On June 3, 2011, a federal jury found that AutoZone violated the Americans With Disabilities Act (ADA) when it failed to accommodate the disability of a sales manager at its Macomb, Ill. store. At trial, the EEOC presented evidence that the employee was required to perform cleaning tasks that violated his medical restrictions and resulted in an injury and severe physical pain. The sales manager, who worked at the company until 2003, is disabled with permanent back and neck impairments. Under the ADA, a reasonable accommodation may include the elimination or modification of a non-essential job duty, or the transfer of a non-essential job duty to another employee.
In an order dated Nov. 8, 2011, the court granted the EEOC’s post-trial request for an injunction, in part, finding that “the conduct of the defendant’s managerial employees at the highest level was clearly an intentional violation of the ADA” and that there was a “possibility of future infractions.” The injunction applies to all of the company’s retail stores within the Central District of Illinois, a federal judicial district encompassing 46 Illinois counties. AutoZone will also be required to report all requests for reasonable accommodations in that region to the EEOC for a period of three years, and to maintain records of the company’s responses to such requests for a period of four years.

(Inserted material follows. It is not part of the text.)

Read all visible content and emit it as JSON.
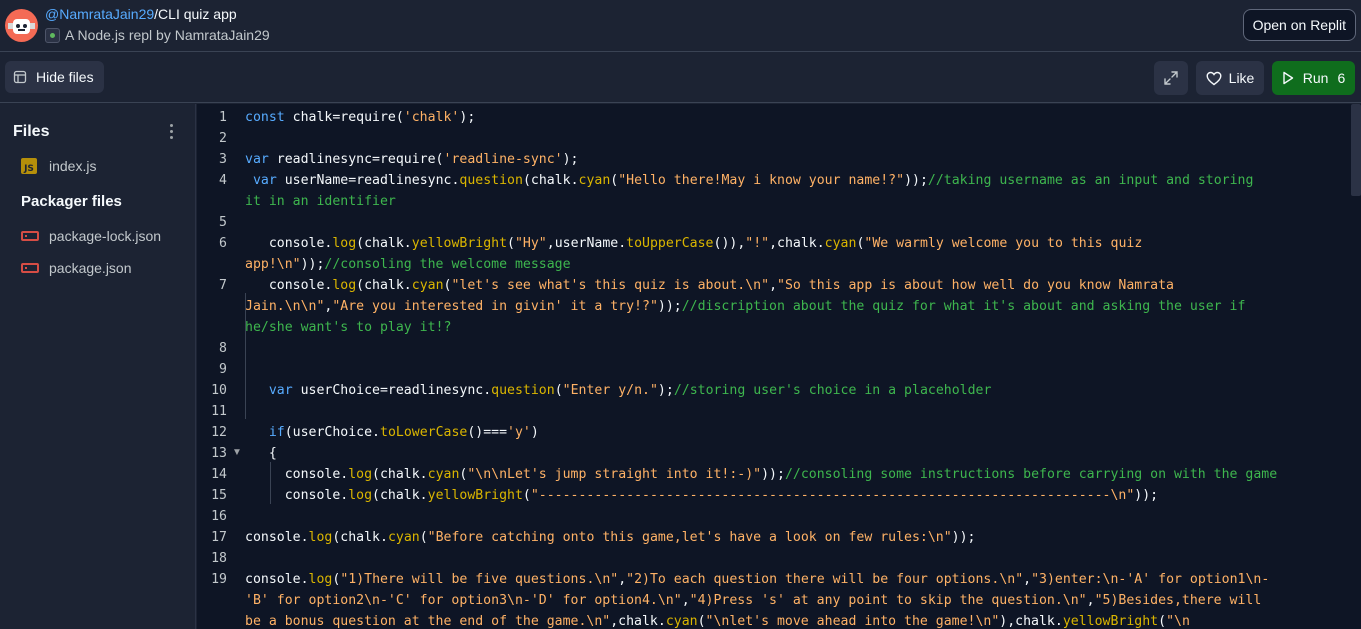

The court rejected a request by AutoZone to reduce the jury’s award of compensatory and punitive damages below the statutory maximum of $300,000. Citing evidence of the sales manager’s “near daily pain for 6 months and ... need for physical therapy and other medical attention,” the court upheld the jury’s award of $100,000 in compensatory damages. The court reduced the jury’s punitive damages award from $500,000 to $200,000, in order to bring total damages within the $300,000 statutory cap. The court declined to reduce the award any further, however, noting that it was supported by evidence that the company’s managers “knew of but chose to ignore their obligations under the ADA” to accommodate the employee’s disability. The court additionally found AutoZone liable for $115,000 in lost wages, and $9,045 in litigation costs incurred by the EEOC.
“Over the past year, the EEOC has filed more than 60 cases nationwide challenging disability discrimination,” said EEOC General Counsel P. David Lopez. “This victory demonstrates that the Commission will continue to dismantle barriers to employment for people with disabilities. Employers mustmake decisions based ontheir employee's abilities, and not on their disabilities.”
At trial, the government was represented by EEOC Trial Attorneys Justin Mulaire and Aaron DeCamp. The EEOC’s district court litigation was supervised by Supervisory Trial Attorney Gregory Gochanour. The trial followed a successful appeal of an earlier summary judgment ruling in the Seventh Circuit Court of Appeals (EEOC v. AutoZone, 630 F.3d 635 (7th Cir. 2010)). On appeal, the government was represented by Attorney Eric A. Harrington and Assistant General Counsel Carolyn L. Wheeler, both of the EEOC’s Appellate Services unit.
“The EEOC’s primary goal in filing suit is to prevent and deter future violations of the law,” said Mulaire. “We hope today’s judgment will help ensure that, going forward, employees with disabilities have a fair opportunity to succeed at AutoZone.”
John Hendrickson, the EEOC’s regional attorney in Chicago, said, “While we are able to resolve most of our litigation through settlement, this case illustrates the EEOC’s commitment to litigating cases to judgment when necessary to vindicate the public interest. The objective of every EEOC case, whether large or small, is the same: to make equal employment opportunity the reality in the workplace.”
The EEOC filed suit in 2007, after first attempting to reach a voluntary settlement. The case was filed in U.S. District Court for the Central District of Illinois, Peoria Division, was designated Civil Action No. 07-cv-1154, and was assigned to U.S. Magistrate Judge John A. Gorman for all purposes, including trial and entry of judgment.
The EEOC enforces federal laws prohibiting employment discrimination. Further information about the agency is available on its website at www.eeoc.gov.